Historic house in Alabama, United States

The Alston–Cobb House, now formally known as the Clarke County Historical Museum, is a historic house and local history museum in Grove Hill, Alabama, United States. It was built in 1854 by Dr. Lemuel Lovett Alston as a Greek Revival I-house, a vernacular style also known in the South as Plantation Plain. It is one of only four examples of an I-house to survive intact in Clarke County. The Alston–Cobb House was added to the Alabama Register of Landmarks and Heritage on September 1, 1978, and to the National Register of Historic Places on April 30, 1979.

==History==
Lemuel Alston migrated to Grove Hill and began the practice of medicine around 1852. The house was completed in 1854, shortly before his marriage to Sarah French Jackson on November 1, 1854. The house was subsequently owned by the Bettis, Cobb, Bumpers, and Postma families until it was purchased by the Clarke County Historical Society in 1980. The historical society restored the house and opened it as the Clarke County Museum in 1986. The museum features exhibits that cover a broad range of topics from Zeuglodon fossils to the American Civil War and an antebellum kitchen.

==The grounds==
Several historic structures have been moved to the museum grounds and restored.

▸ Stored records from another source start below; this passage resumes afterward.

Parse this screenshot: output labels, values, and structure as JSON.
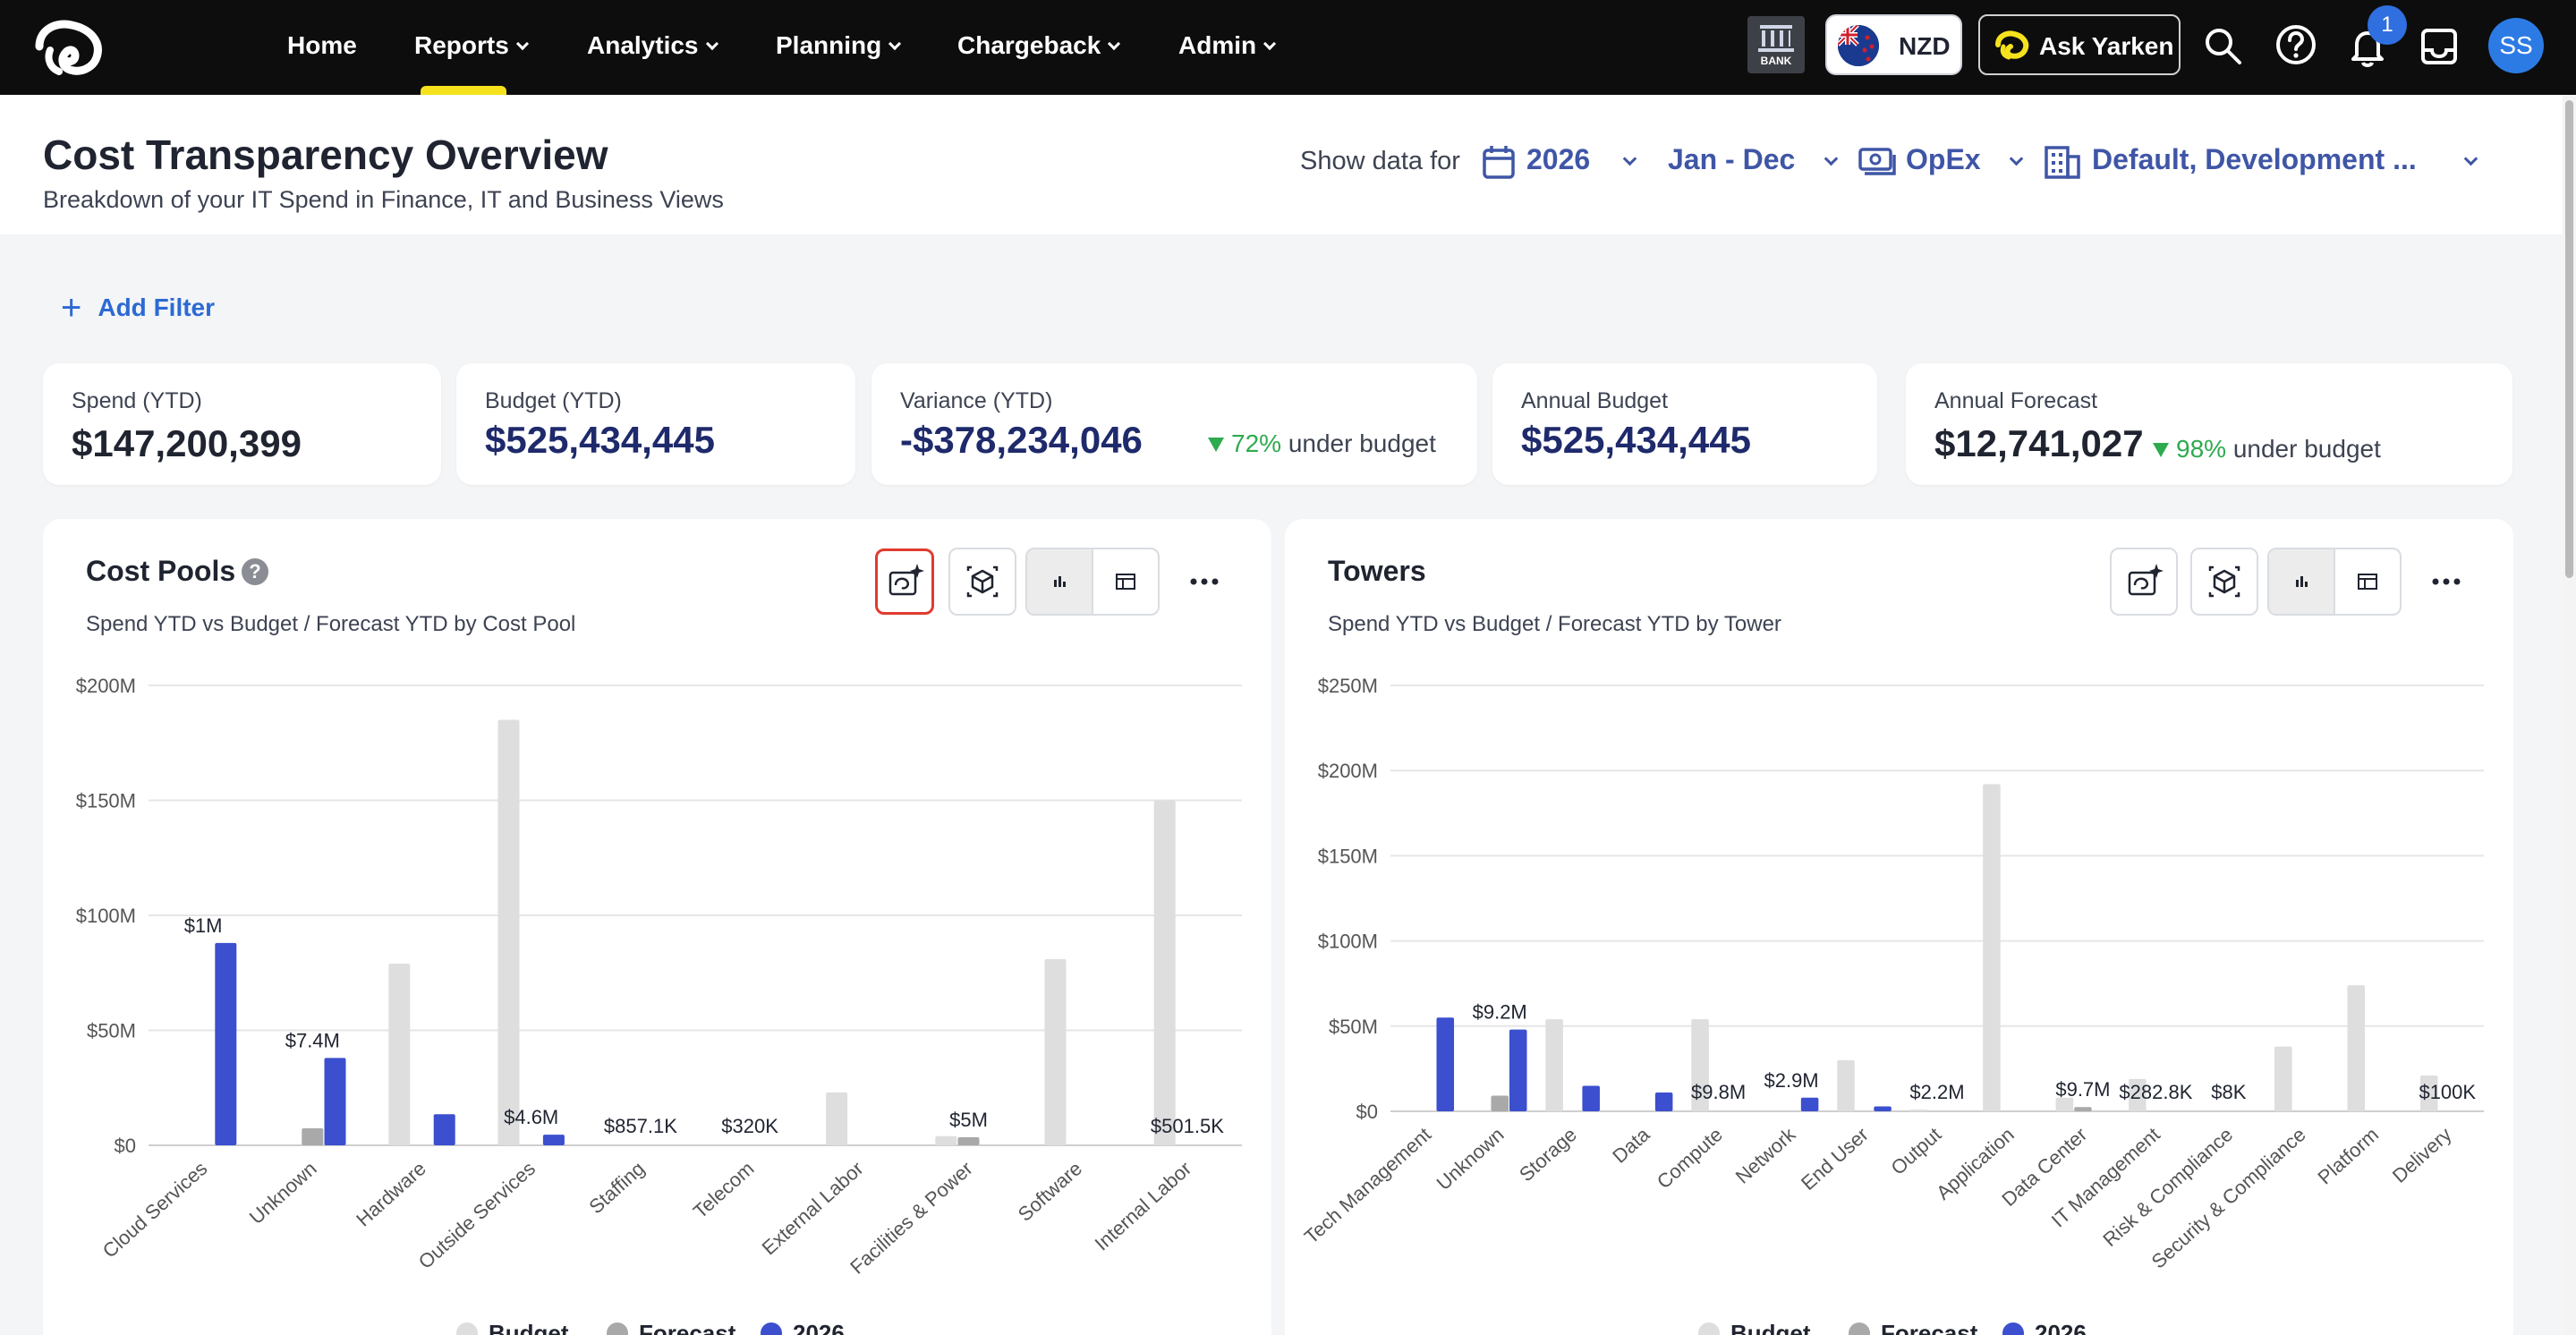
{
  "nav": {
    "items": [
      {
        "label": "Home",
        "dropdown": false
      },
      {
        "label": "Reports",
        "dropdown": true
      },
      {
        "label": "Analytics",
        "dropdown": true
      },
      {
        "label": "Planning",
        "dropdown": true
      },
      {
        "label": "Chargeback",
        "dropdown": true
      },
      {
        "label": "Admin",
        "dropdown": true
      }
    ],
    "active": "Reports",
    "bank_label": "BANK",
    "currency": "NZD",
    "ask_label": "Ask Yarken",
    "notification_count": "1",
    "avatar_initials": "SS"
  },
  "header": {
    "title": "Cost Transparency Overview",
    "subtitle": "Breakdown of your IT Spend in Finance, IT and Business Views",
    "show_data_label": "Show data for",
    "year": "2026",
    "period": "Jan - Dec",
    "spend_type": "OpEx",
    "entity": "Default, Development ..."
  },
  "filter": {
    "add_label": "Add Filter"
  },
  "kpis": {
    "spend": {
      "label": "Spend (YTD)",
      "value": "$147,200,399"
    },
    "budget": {
      "label": "Budget (YTD)",
      "value": "$525,434,445"
    },
    "variance": {
      "label": "Variance (YTD)",
      "value": "-$378,234,046",
      "pct": "72%",
      "note": "under budget"
    },
    "annual_budget": {
      "label": "Annual Budget",
      "value": "$525,434,445"
    },
    "annual_forecast": {
      "label": "Annual Forecast",
      "value": "$12,741,027",
      "pct": "98%",
      "note": "under budget"
    }
  },
  "colors": {
    "budget": "#dedede",
    "forecast": "#a9a9a9",
    "actual": "#3b4fcf",
    "positive": "#2eaa4f",
    "accent": "#3f56a6"
  },
  "panels": [
    {
      "title": "Cost Pools",
      "subtitle": "Spend YTD vs Budget / Forecast YTD by Cost Pool"
    },
    {
      "title": "Towers",
      "subtitle": "Spend YTD vs Budget / Forecast YTD by Tower"
    }
  ],
  "chart_data": [
    {
      "type": "bar",
      "title": "Cost Pools",
      "categories": [
        "Cloud Services",
        "Unknown",
        "Hardware",
        "Outside Services",
        "Staffing",
        "Telecom",
        "External Labor",
        "Facilities & Power",
        "Software",
        "Internal Labor"
      ],
      "series": [
        {
          "name": "Budget",
          "values": [
            0,
            0,
            79,
            185,
            0,
            0,
            23,
            4,
            81,
            150
          ]
        },
        {
          "name": "Forecast",
          "values": [
            0,
            7.4,
            0,
            0,
            0,
            0,
            0,
            3.5,
            0,
            0
          ]
        },
        {
          "name": "2026",
          "values": [
            88,
            38,
            13.5,
            4.6,
            0,
            0,
            0,
            0,
            0,
            0
          ]
        }
      ],
      "data_labels": [
        "$1M",
        "$7.4M",
        "",
        "$4.6M",
        "$857.1K",
        "$320K",
        "",
        "$5M",
        "",
        "$501.5K"
      ],
      "y_ticks": [
        "$0",
        "$50M",
        "$100M",
        "$150M",
        "$200M"
      ],
      "ylim": [
        0,
        200
      ],
      "legend": [
        "Budget",
        "Forecast",
        "2026"
      ],
      "legend_position": "bottom",
      "grid": true
    },
    {
      "type": "bar",
      "title": "Towers",
      "categories": [
        "Tech Management",
        "Unknown",
        "Storage",
        "Data",
        "Compute",
        "Network",
        "End User",
        "Output",
        "Application",
        "Data Center",
        "IT Management",
        "Risk & Compliance",
        "Security & Compliance",
        "Platform",
        "Delivery"
      ],
      "series": [
        {
          "name": "Budget",
          "values": [
            0,
            0,
            54,
            0,
            54,
            0,
            30,
            1,
            192,
            8,
            19,
            0,
            38,
            74,
            21
          ]
        },
        {
          "name": "Forecast",
          "values": [
            0,
            9.2,
            0,
            0,
            0,
            0,
            0,
            0,
            0,
            2.5,
            0,
            0,
            0,
            0,
            0
          ]
        },
        {
          "name": "2026",
          "values": [
            55,
            48,
            15,
            11,
            0,
            8,
            2.9,
            0,
            0,
            0,
            0,
            0,
            0,
            0,
            0
          ]
        }
      ],
      "data_labels": [
        "",
        "$9.2M",
        "",
        "",
        "$9.8M",
        "$2.9M",
        "",
        "$2.2M",
        "",
        "$9.7M",
        "$282.8K",
        "$8K",
        "",
        "",
        "$100K"
      ],
      "y_ticks": [
        "$0",
        "$50M",
        "$100M",
        "$150M",
        "$200M",
        "$250M"
      ],
      "ylim": [
        0,
        250
      ],
      "legend": [
        "Budget",
        "Forecast",
        "2026"
      ],
      "legend_position": "bottom",
      "grid": true
    }
  ]
}
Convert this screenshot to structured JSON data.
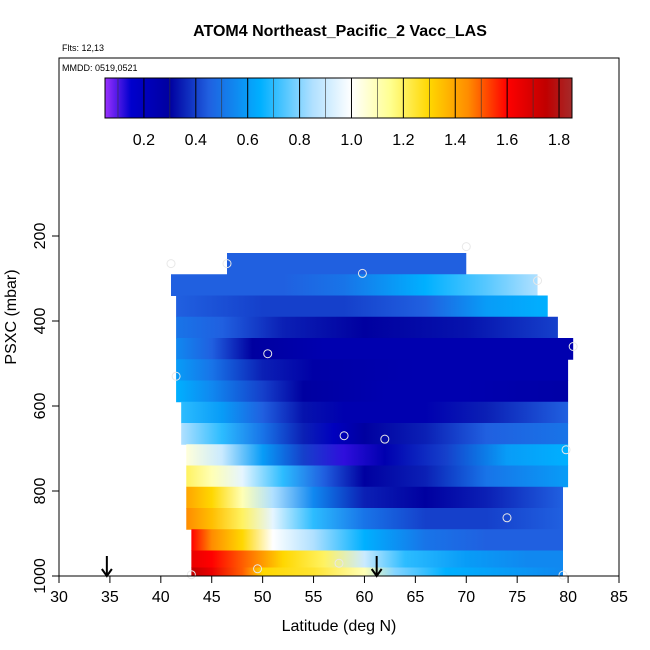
{
  "chart_data": {
    "type": "heatmap",
    "title": "ATOM4 Northeast_Pacific_2 Vacc_LAS",
    "flights_label": "Flts: 12,13",
    "mmdd_label": "MMDD: 0519,0521",
    "xlabel": "Latitude (deg N)",
    "ylabel": "PSXC (mbar)",
    "xlim": [
      30,
      85
    ],
    "ylim": [
      1000,
      0
    ],
    "x_ticks": [
      30,
      35,
      40,
      45,
      50,
      55,
      60,
      65,
      70,
      75,
      80,
      85
    ],
    "y_ticks": [
      200,
      400,
      600,
      800,
      1000
    ],
    "colorbar": {
      "range": [
        0.05,
        1.85
      ],
      "ticks": [
        0.2,
        0.4,
        0.6,
        0.8,
        1.0,
        1.2,
        1.4,
        1.6,
        1.8
      ],
      "tick_labels": [
        "0.2",
        "0.4",
        "0.6",
        "0.8",
        "1.0",
        "1.2",
        "1.4",
        "1.6",
        "1.8"
      ],
      "color_stops": [
        {
          "v": 0.05,
          "c": "#9b30ff"
        },
        {
          "v": 0.15,
          "c": "#0000cd"
        },
        {
          "v": 0.3,
          "c": "#0000a0"
        },
        {
          "v": 0.45,
          "c": "#2060e0"
        },
        {
          "v": 0.65,
          "c": "#00b0ff"
        },
        {
          "v": 0.85,
          "c": "#b0e0ff"
        },
        {
          "v": 1.0,
          "c": "#ffffff"
        },
        {
          "v": 1.15,
          "c": "#ffff90"
        },
        {
          "v": 1.3,
          "c": "#ffd700"
        },
        {
          "v": 1.45,
          "c": "#ff8c00"
        },
        {
          "v": 1.6,
          "c": "#ff0000"
        },
        {
          "v": 1.75,
          "c": "#c00000"
        },
        {
          "v": 1.85,
          "c": "#a52a2a"
        }
      ]
    },
    "layers": [
      {
        "p_top": 240,
        "p_bot": 290,
        "lat_start": 46.5,
        "lat_end": 70,
        "v": [
          [
            46.5,
            0.45
          ],
          [
            55,
            0.45
          ],
          [
            62,
            0.45
          ],
          [
            70,
            0.45
          ]
        ]
      },
      {
        "p_top": 290,
        "p_bot": 340,
        "lat_start": 41,
        "lat_end": 77,
        "v": [
          [
            41,
            0.45
          ],
          [
            52,
            0.45
          ],
          [
            58,
            0.5
          ],
          [
            66,
            0.65
          ],
          [
            72,
            0.75
          ],
          [
            77,
            0.85
          ]
        ]
      },
      {
        "p_top": 340,
        "p_bot": 390,
        "lat_start": 41.5,
        "lat_end": 78,
        "v": [
          [
            41.5,
            0.45
          ],
          [
            50,
            0.4
          ],
          [
            58,
            0.4
          ],
          [
            66,
            0.45
          ],
          [
            72,
            0.6
          ],
          [
            78,
            0.65
          ]
        ]
      },
      {
        "p_top": 390,
        "p_bot": 440,
        "lat_start": 41.5,
        "lat_end": 79,
        "v": [
          [
            41.5,
            0.5
          ],
          [
            46,
            0.45
          ],
          [
            52,
            0.35
          ],
          [
            60,
            0.3
          ],
          [
            70,
            0.33
          ],
          [
            79,
            0.4
          ]
        ]
      },
      {
        "p_top": 440,
        "p_bot": 490,
        "lat_start": 41.5,
        "lat_end": 80.5,
        "v": [
          [
            41.5,
            0.55
          ],
          [
            45,
            0.45
          ],
          [
            49,
            0.3
          ],
          [
            56,
            0.25
          ],
          [
            66,
            0.25
          ],
          [
            80.5,
            0.25
          ]
        ]
      },
      {
        "p_top": 490,
        "p_bot": 540,
        "lat_start": 41.5,
        "lat_end": 80,
        "v": [
          [
            41.5,
            0.6
          ],
          [
            45,
            0.5
          ],
          [
            50,
            0.35
          ],
          [
            55,
            0.28
          ],
          [
            65,
            0.25
          ],
          [
            80,
            0.25
          ]
        ]
      },
      {
        "p_top": 540,
        "p_bot": 590,
        "lat_start": 41.5,
        "lat_end": 80,
        "v": [
          [
            41.5,
            0.65
          ],
          [
            45,
            0.55
          ],
          [
            50,
            0.4
          ],
          [
            54,
            0.3
          ],
          [
            62,
            0.25
          ],
          [
            70,
            0.25
          ],
          [
            80,
            0.28
          ]
        ]
      },
      {
        "p_top": 590,
        "p_bot": 640,
        "lat_start": 42,
        "lat_end": 80,
        "v": [
          [
            42,
            0.7
          ],
          [
            46,
            0.6
          ],
          [
            50,
            0.45
          ],
          [
            54,
            0.33
          ],
          [
            58,
            0.25
          ],
          [
            66,
            0.25
          ],
          [
            72,
            0.35
          ],
          [
            80,
            0.45
          ]
        ]
      },
      {
        "p_top": 640,
        "p_bot": 690,
        "lat_start": 42,
        "lat_end": 80,
        "v": [
          [
            42,
            0.85
          ],
          [
            46,
            0.7
          ],
          [
            50,
            0.5
          ],
          [
            54,
            0.35
          ],
          [
            57,
            0.2
          ],
          [
            60,
            0.3
          ],
          [
            66,
            0.35
          ],
          [
            72,
            0.45
          ],
          [
            80,
            0.5
          ]
        ]
      },
      {
        "p_top": 690,
        "p_bot": 740,
        "lat_start": 42.5,
        "lat_end": 80,
        "v": [
          [
            42.5,
            1.05
          ],
          [
            46,
            0.9
          ],
          [
            50,
            0.6
          ],
          [
            54,
            0.4
          ],
          [
            58,
            0.12
          ],
          [
            62,
            0.25
          ],
          [
            68,
            0.4
          ],
          [
            74,
            0.6
          ],
          [
            80,
            0.65
          ]
        ]
      },
      {
        "p_top": 740,
        "p_bot": 790,
        "lat_start": 42.5,
        "lat_end": 80,
        "v": [
          [
            42.5,
            1.2
          ],
          [
            45,
            1.1
          ],
          [
            48,
            0.95
          ],
          [
            52,
            0.7
          ],
          [
            56,
            0.45
          ],
          [
            60,
            0.3
          ],
          [
            66,
            0.35
          ],
          [
            72,
            0.5
          ],
          [
            80,
            0.6
          ]
        ]
      },
      {
        "p_top": 790,
        "p_bot": 840,
        "lat_start": 42.5,
        "lat_end": 79.5,
        "v": [
          [
            42.5,
            1.4
          ],
          [
            45,
            1.3
          ],
          [
            48,
            1.1
          ],
          [
            51,
            0.85
          ],
          [
            55,
            0.55
          ],
          [
            60,
            0.35
          ],
          [
            66,
            0.3
          ],
          [
            72,
            0.35
          ],
          [
            79.5,
            0.45
          ]
        ]
      },
      {
        "p_top": 840,
        "p_bot": 890,
        "lat_start": 42.5,
        "lat_end": 79.5,
        "v": [
          [
            42.5,
            1.45
          ],
          [
            45,
            1.35
          ],
          [
            48,
            1.2
          ],
          [
            51,
            0.95
          ],
          [
            55,
            0.7
          ],
          [
            60,
            0.5
          ],
          [
            66,
            0.4
          ],
          [
            72,
            0.4
          ],
          [
            79.5,
            0.45
          ]
        ]
      },
      {
        "p_top": 890,
        "p_bot": 940,
        "lat_start": 43,
        "lat_end": 79.5,
        "v": [
          [
            43,
            1.6
          ],
          [
            45,
            1.45
          ],
          [
            48,
            1.3
          ],
          [
            51,
            1.0
          ],
          [
            55,
            0.85
          ],
          [
            60,
            0.65
          ],
          [
            66,
            0.5
          ],
          [
            72,
            0.45
          ],
          [
            79.5,
            0.45
          ]
        ]
      },
      {
        "p_top": 940,
        "p_bot": 980,
        "lat_start": 43,
        "lat_end": 79.5,
        "v": [
          [
            43,
            1.65
          ],
          [
            45,
            1.6
          ],
          [
            48,
            1.5
          ],
          [
            52,
            1.3
          ],
          [
            56,
            1.2
          ],
          [
            60,
            0.9
          ],
          [
            64,
            0.7
          ],
          [
            70,
            0.6
          ],
          [
            76,
            0.55
          ],
          [
            79.5,
            0.55
          ]
        ]
      },
      {
        "p_top": 980,
        "p_bot": 1000,
        "lat_start": 43,
        "lat_end": 79.5,
        "v": [
          [
            43,
            1.75
          ],
          [
            45,
            1.65
          ],
          [
            48,
            1.5
          ],
          [
            50,
            1.3
          ],
          [
            55,
            1.25
          ],
          [
            60,
            1.1
          ],
          [
            63,
            0.8
          ],
          [
            68,
            0.65
          ],
          [
            74,
            0.6
          ],
          [
            79.5,
            0.55
          ]
        ]
      }
    ],
    "obs_points": [
      {
        "lat": 46.5,
        "p": 265
      },
      {
        "lat": 70,
        "p": 225
      },
      {
        "lat": 59.8,
        "p": 288
      },
      {
        "lat": 41,
        "p": 265
      },
      {
        "lat": 77,
        "p": 305
      },
      {
        "lat": 50.5,
        "p": 477
      },
      {
        "lat": 80.5,
        "p": 460
      },
      {
        "lat": 41.5,
        "p": 530
      },
      {
        "lat": 58,
        "p": 670
      },
      {
        "lat": 62,
        "p": 678
      },
      {
        "lat": 79.8,
        "p": 703
      },
      {
        "lat": 74,
        "p": 863
      },
      {
        "lat": 57.5,
        "p": 970
      },
      {
        "lat": 49.5,
        "p": 983
      },
      {
        "lat": 43,
        "p": 997
      },
      {
        "lat": 79.5,
        "p": 998
      }
    ],
    "flight_markers": [
      34.7,
      61.2
    ]
  }
}
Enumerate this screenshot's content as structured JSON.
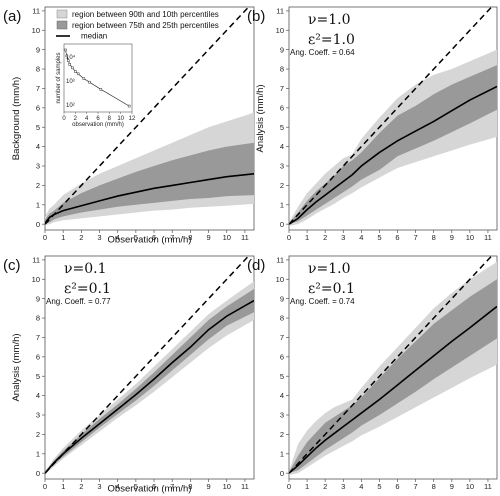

The Creagh Law Office, built in 1834 by Judge John Gates Creagh, was moved to the site in 1990 and restored. The Turner Corn Crib is a corn crib which is thought to have been partially built from timbers salvaged from Fort Turner, a log fortification that served the area during the Creek War in 1813. It was moved to the grounds in 2001 and restored. The Mathews Cabin was acquired in 2005 and restoration was completed in 2008. It is a log cabin with two large rooms separated by a breezeway, a form often known as a dogtrot house, and dates to the mid-19th century.